Após este caso, o grupo postou um comunicado nas redes sociais. No texto, o movimento diz que “em meio a esse cenário alarmante, a Casa de Referência da Mulher Inês Etienne Romeu tem sido extremamente importante para mulheres vítimas de violência, oferecendo apoio psicológico, jurídico e social. No entanto, o prefeito Serginho quer acabar com a única casa de referência para mulheres da cidade, alegando que o imóvel deve ser desapropriado para fins de preservação ambiental. Essa decisão coloca em risco um espaço vital que já acolheu diversas mulheres em situação de vulnerabilidade. Não podemos permitir que o espaço seja fechado. Em uma cidade onde a violência contra a mulher é uma realidade diária, é fundamental fortalecer, e não desmantelar, iniciativas que oferecem suporte e proteção. Exigimos respeito pela vida das mulheres”.

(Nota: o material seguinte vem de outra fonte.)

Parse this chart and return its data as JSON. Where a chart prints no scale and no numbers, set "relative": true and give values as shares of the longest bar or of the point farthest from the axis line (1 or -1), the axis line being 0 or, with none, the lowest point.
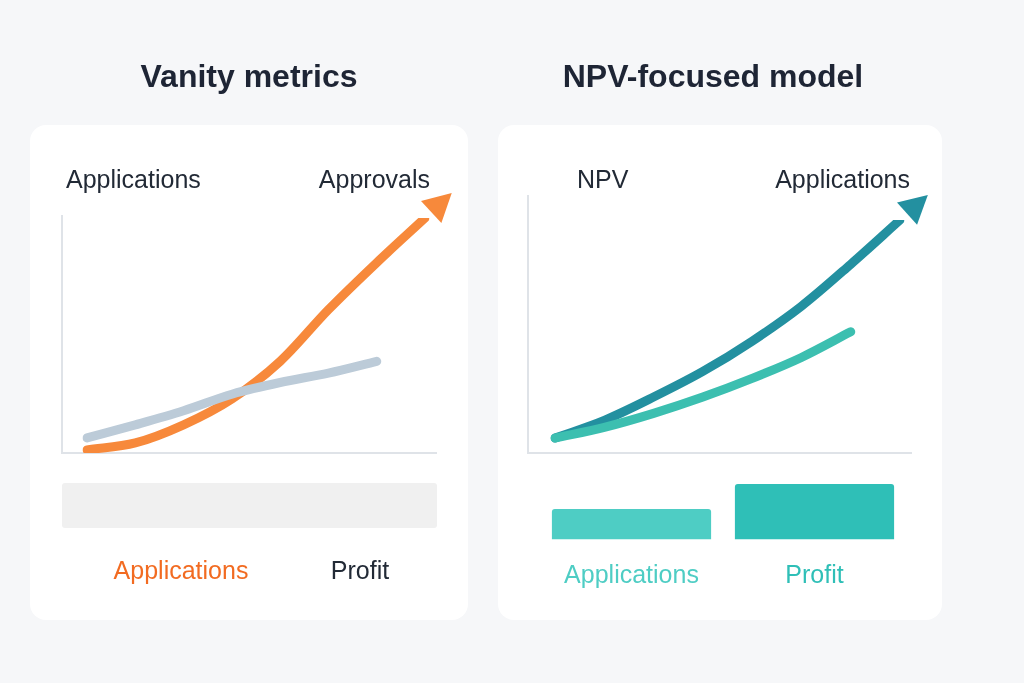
{
  "chart_data": [
    {
      "type": "line",
      "title": "Vanity metrics",
      "annotations": [
        "Applications",
        "Approvals"
      ],
      "relative": true,
      "tick_labels": false,
      "grid": false,
      "legend": false,
      "marker": "none",
      "categories": [
        null,
        null,
        null,
        null,
        null,
        null,
        null,
        null
      ],
      "series": [
        {
          "color": "#bccbd8",
          "values": [
            0.064,
            0.12,
            0.18,
            0.25,
            0.3,
            0.34,
            0.39,
            null
          ]
        },
        {
          "color": "#f7893b",
          "values": [
            0.013,
            0.043,
            0.12,
            0.23,
            0.39,
            0.61,
            0.81,
            1
          ]
        }
      ]
    },
    {
      "type": "other",
      "annotations": [
        "Applications",
        "Profit"
      ]
    },
    {
      "type": "line",
      "title": "NPV-focused model",
      "annotations": [
        "NPV",
        "Applications"
      ],
      "relative": true,
      "tick_labels": false,
      "grid": false,
      "legend": false,
      "marker": "none",
      "categories": [
        null,
        null,
        null,
        null,
        null,
        null,
        null,
        null
      ],
      "series": [
        {
          "color": "#3cbfb0",
          "values": [
            0.064,
            0.11,
            0.17,
            0.24,
            0.32,
            0.41,
            0.52,
            null
          ]
        },
        {
          "color": "#2390a0",
          "values": [
            0.064,
            0.14,
            0.24,
            0.35,
            0.48,
            0.63,
            0.81,
            1
          ]
        }
      ]
    },
    {
      "type": "bar",
      "relative": true,
      "categories": [
        "Applications",
        "Profit"
      ],
      "values": [
        0.55,
        1
      ],
      "colors": [
        "#4ecdc4",
        "#2fbfb7"
      ],
      "tick_labels": "x",
      "grid": false,
      "legend": false
    }
  ]
}
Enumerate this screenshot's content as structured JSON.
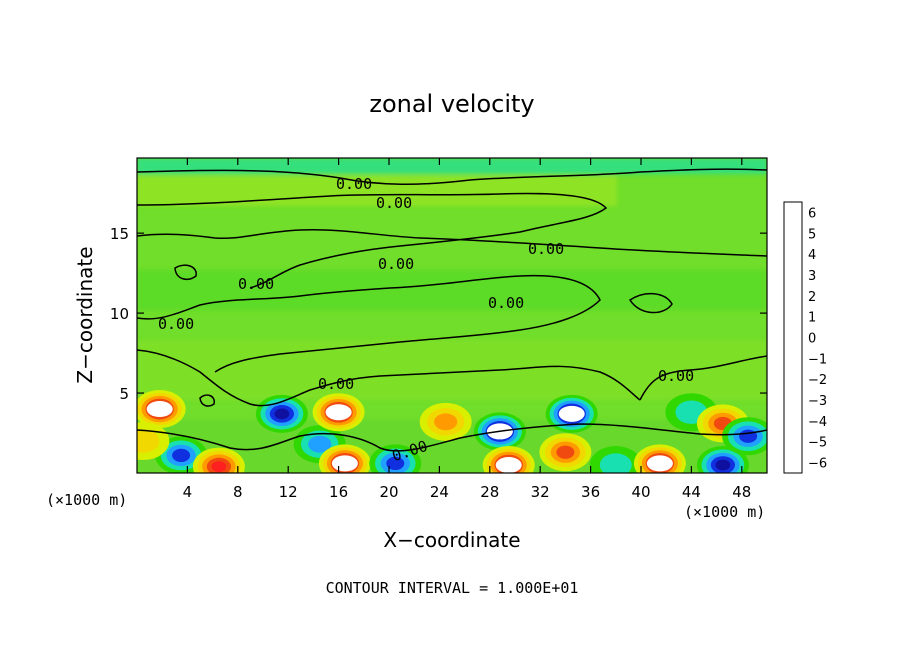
{
  "chart_data": {
    "type": "heatmap",
    "title": "zonal velocity",
    "xlabel": "X−coordinate",
    "ylabel": "Z−coordinate",
    "x_unit_left": "(×1000 m)",
    "x_unit_right": "(×1000 m)",
    "xlim": [
      0,
      50
    ],
    "ylim": [
      0,
      19.7
    ],
    "xticks": [
      4,
      8,
      12,
      16,
      20,
      24,
      28,
      32,
      36,
      40,
      44,
      48
    ],
    "yticks": [
      5,
      10,
      15
    ],
    "colorbar": {
      "ticks": [
        6,
        5,
        4,
        3,
        2,
        1,
        0,
        -1,
        -2,
        -3,
        -4,
        -5,
        -6
      ],
      "tick_labels": [
        "6",
        "5",
        "4",
        "3",
        "2",
        "1",
        "0",
        "−1",
        "−2",
        "−3",
        "−4",
        "−5",
        "−6"
      ],
      "colors": [
        "#f4a6a6",
        "#ff2020",
        "#f04a10",
        "#ff9a00",
        "#f0d800",
        "#d8f000",
        "#88e000",
        "#30d800",
        "#18e0b0",
        "#20a0ff",
        "#1030e0",
        "#1010a0",
        "#7000a0"
      ]
    },
    "contour_level_label": "0.00",
    "footer": "CONTOUR INTERVAL = 1.000E+01",
    "blobs": [
      {
        "x": 1.8,
        "z": 4.0,
        "v": 6
      },
      {
        "x": 3.5,
        "z": 1.1,
        "v": -4
      },
      {
        "x": 6.5,
        "z": 0.4,
        "v": 5
      },
      {
        "x": 11.5,
        "z": 3.7,
        "v": -5
      },
      {
        "x": 14.5,
        "z": 1.8,
        "v": -3
      },
      {
        "x": 16.0,
        "z": 3.8,
        "v": 6
      },
      {
        "x": 16.5,
        "z": 0.6,
        "v": 6
      },
      {
        "x": 20.5,
        "z": 0.6,
        "v": -4
      },
      {
        "x": 24.5,
        "z": 3.2,
        "v": 3
      },
      {
        "x": 28.8,
        "z": 2.6,
        "v": -6
      },
      {
        "x": 29.5,
        "z": 0.5,
        "v": 6
      },
      {
        "x": 34.5,
        "z": 3.7,
        "v": -6
      },
      {
        "x": 34.0,
        "z": 1.3,
        "v": 4
      },
      {
        "x": 38.0,
        "z": 0.5,
        "v": -2
      },
      {
        "x": 41.5,
        "z": 0.6,
        "v": 6
      },
      {
        "x": 44.0,
        "z": 3.8,
        "v": -2
      },
      {
        "x": 46.5,
        "z": 3.1,
        "v": 4
      },
      {
        "x": 46.5,
        "z": 0.5,
        "v": -5
      },
      {
        "x": 48.5,
        "z": 2.3,
        "v": -4
      },
      {
        "x": 0.5,
        "z": 2.0,
        "v": 2
      }
    ]
  }
}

– Na sessão da câmara os vereadores gastaram seu tempo de tribuna para falarem sobre como estão sensibilizados com o abalo do prefeito sobre a incursão da Polícia Federal na casa dele, e não falaram absolutamente nada sobre o feminicídio da cidade, nem da situação da ocupação das mulheres. Em nenhum momento a Prefeitura de Cabo Frio se posicionou contra mais esse feminicídio. Continuaremos ocupando as ruas, ocupando imóveis públicos que não cumprem nenhuma função social. Continuaremos ocupando a Prefeitura, e não nos intimidaremos com essa meia dúzia de homens brancos, engravatados, que querem ver a gente morta - declarou Chantal.
A Casa Inês Etienne Romeu é o único espaço de Cabo Frio com atendimento gratuito e contínuo para mulheres em situação de violência. O nome do espaço é uma homenagem à única sobrevivente da Casa da Morte, um centro de tortura da ditadura militar brasileira.